レオンたちが、ゆっくりと俺の方を向いた。
「……おい、ディラン」
「ち、違う! 俺も知らなかったんだ! 俺も踊らされてたんだ!」
俺は必死に弁解した。 だが、事実は変わらない。 彼らの妻となる女性を用意し、出会いを演出し、そして俺を使って彼女たちを『覚醒』させた。 その全てが、セレスティアが描いた『債権回収および労働力永続確保計画』だったのだ。
「うわあああん! 怖すぎるだろぉぉぉ!!」
レオンが頭を抱えて泣き出した。
「愛じゃなかったのかよ! 俺たちはただの『返済マシーン』として飼われてるだけなのかよ!」
「逃げよう! 今すぐ他国へ亡命だ!」 イグニスが立ち上がる。
しかし、その瞬間。 秘密基地の岩壁が、轟音と共に崩れ去った。
ドゴォォォォン!!
「あら。ここでしたか」
土煙の中から現れたのは、電卓を持ったセレスティアと、武器(鞭や首輪)を持った『妻たち(エージェント)』だった。
「さあ、休憩時間は終わりですわ。……貴方たちには、これから100年分の『追加労働』が待っています」
セレスティアが女神のような、しかし底知れぬ闇を孕んだ笑顔を見せる。
「安心してください。死ぬまで……いいえ、死んでアンデッドになってからも、私たちがしっかりと『管理』して差し上げますから♡」
「「「ひぃぃぃぃぃ!!」」」
男たちの悲鳴がダンジョンに木霊した。
俺は悟った。 魔王ヴェルザードよりも、邪神よりも恐ろしい存在。 それは、経済と愛という名の鎖で俺たちを縛り付ける、この第一夫人なのだと。

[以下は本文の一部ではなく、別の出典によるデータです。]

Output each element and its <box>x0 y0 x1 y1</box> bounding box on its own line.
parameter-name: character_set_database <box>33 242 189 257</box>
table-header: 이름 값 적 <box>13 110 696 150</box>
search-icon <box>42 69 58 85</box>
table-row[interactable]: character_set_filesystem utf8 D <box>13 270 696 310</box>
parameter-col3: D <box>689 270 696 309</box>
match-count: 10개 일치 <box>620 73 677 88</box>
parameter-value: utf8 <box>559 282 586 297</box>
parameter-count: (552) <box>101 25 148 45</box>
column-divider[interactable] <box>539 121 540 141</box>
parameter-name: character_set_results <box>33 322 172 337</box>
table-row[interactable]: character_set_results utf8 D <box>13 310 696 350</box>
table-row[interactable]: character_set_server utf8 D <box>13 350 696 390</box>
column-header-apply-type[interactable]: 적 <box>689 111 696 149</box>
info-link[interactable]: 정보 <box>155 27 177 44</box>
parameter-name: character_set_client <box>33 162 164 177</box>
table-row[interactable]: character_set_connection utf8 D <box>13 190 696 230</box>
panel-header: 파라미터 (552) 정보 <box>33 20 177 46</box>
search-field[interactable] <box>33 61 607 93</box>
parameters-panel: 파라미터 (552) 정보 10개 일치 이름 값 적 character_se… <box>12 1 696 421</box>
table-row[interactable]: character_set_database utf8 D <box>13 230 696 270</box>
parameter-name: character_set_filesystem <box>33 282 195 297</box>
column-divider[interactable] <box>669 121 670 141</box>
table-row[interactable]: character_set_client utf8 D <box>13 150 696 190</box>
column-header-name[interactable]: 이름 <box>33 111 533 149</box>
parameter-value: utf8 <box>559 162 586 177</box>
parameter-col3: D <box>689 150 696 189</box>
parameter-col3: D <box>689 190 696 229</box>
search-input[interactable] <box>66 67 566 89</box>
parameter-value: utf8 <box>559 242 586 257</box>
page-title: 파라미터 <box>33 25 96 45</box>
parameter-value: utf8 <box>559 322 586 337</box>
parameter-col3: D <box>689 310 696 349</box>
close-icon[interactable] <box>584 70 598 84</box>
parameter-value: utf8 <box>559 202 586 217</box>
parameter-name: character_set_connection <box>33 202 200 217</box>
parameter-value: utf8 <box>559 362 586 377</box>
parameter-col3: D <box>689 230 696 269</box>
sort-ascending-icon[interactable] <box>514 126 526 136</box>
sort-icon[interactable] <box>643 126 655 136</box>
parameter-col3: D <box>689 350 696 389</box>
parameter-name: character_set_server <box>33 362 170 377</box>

俺たちは抵抗を諦め、大人しく連行された。 夕日に照らされた帰り道、セレスティアが俺の耳元でそっと囁いた。
「……ディラン様。私、全てを計算して動いていますけど……貴方への『愛』だけは、計算外の大きさですのよ?」
「……それは、脅しにしか聞こえないよ」
俺は涙目で答えた。 最強の黒幕に愛された男の末路。 それは、永遠に続く幸せな『隷属』だった。